Will a Brown govt create an opportunity for rearrange responsibilities? A way of reawakening government interest in construction research. CIC are pursuing this. 8 government departments take an interest in construction, none of whom turn up to each other’s meetings.
In terms of carbon there is even more confusion between government departments and other agencies, all wanting to do much the same thing in different ways.
A stress on innovation and performance specifications may have exacerbated the problems: it is all too complicated for ordinary people. But often it isn’t: we need to illustrate how to make the required step change in simple-robust ways. We need pattern books, deemed-to-satisfy defaults, and solutions that are widely demonstrated in use so people can say “I want one of those”. Most of the necessary research and development has been done, eg the Passivhaus programme. It is matter of picking on what we can reliably use. If we can get a focus on getting this done, much of the other stuff can fall into behind it.
Govt has got to think more strategically. What about using the tax system to encourage better performance and innovation?
Chancellor announced zero stamp duty for new zero carbon homes but did not say when
How are we going to encourage retrofit 90%? If you have ad hoc green solutions you tend to lose revenue. You need to completely redesign the system. Balanced green tax approach to these things have been proposed by Libs and Cons.

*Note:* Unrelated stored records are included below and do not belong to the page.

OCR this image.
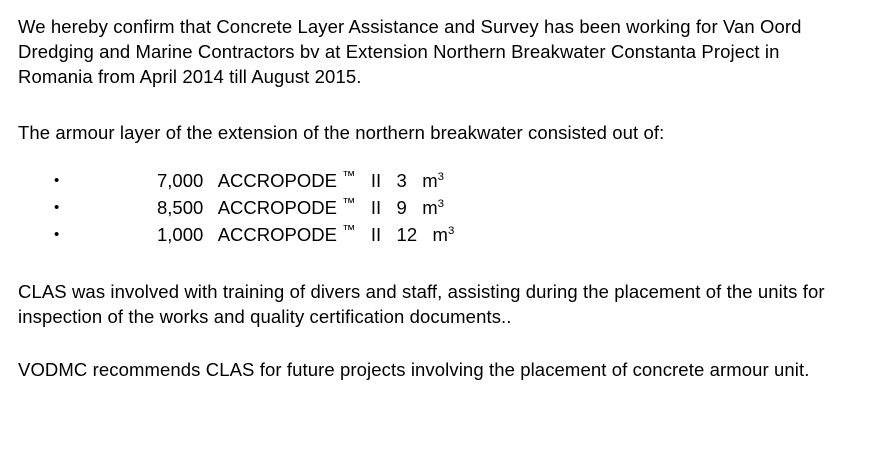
We hereby confirm that Concrete Layer Assistance and Survey has been working for Van Oord Dredging and Marine Contractors bv at Extension Northern Breakwater Constanta Project in Romania from April 2014 till August 2015.

The armour layer of the extension of the northern breakwater consisted out of:

•	7,000 ACCROPODE ™ II 3 $m^3$
•	8,500 ACCROPODE ™ II 9 $m^3$
•	1,000 ACCROPODE ™ II 12 $m^3$

CLAS was involved with training of divers and staff, assisting during the placement of the units for inspection of the works and quality certification documents..

VODMC recommends CLAS for future projects involving the placement of concrete armour unit.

What do the professional institutions do? CIC structure has lots of good working parties but tend to be reactive - responding to govt rather than addressing the problems from scratch. Chartered CIC members need to set up a working party for the 21st Century eg Building Controls Alliance with challenge for designing a building controls system. Why don’t the professional institutions widen this out to look at planning and building controls more generally?
Calcutt Review of housing. Terms of reference will shortly be settled. Get in touch.
Radical overhaul still needed. This will take as long as the government wants it to take. Govt needs guts to see it through. A unified system is possible
Our recommendation is an overhaul long overdue. Need to start with the Halcrow report.
DCLG putting out white paper and looking for comments esp on the quality of the outcomes – something that has been lost in the Barker review.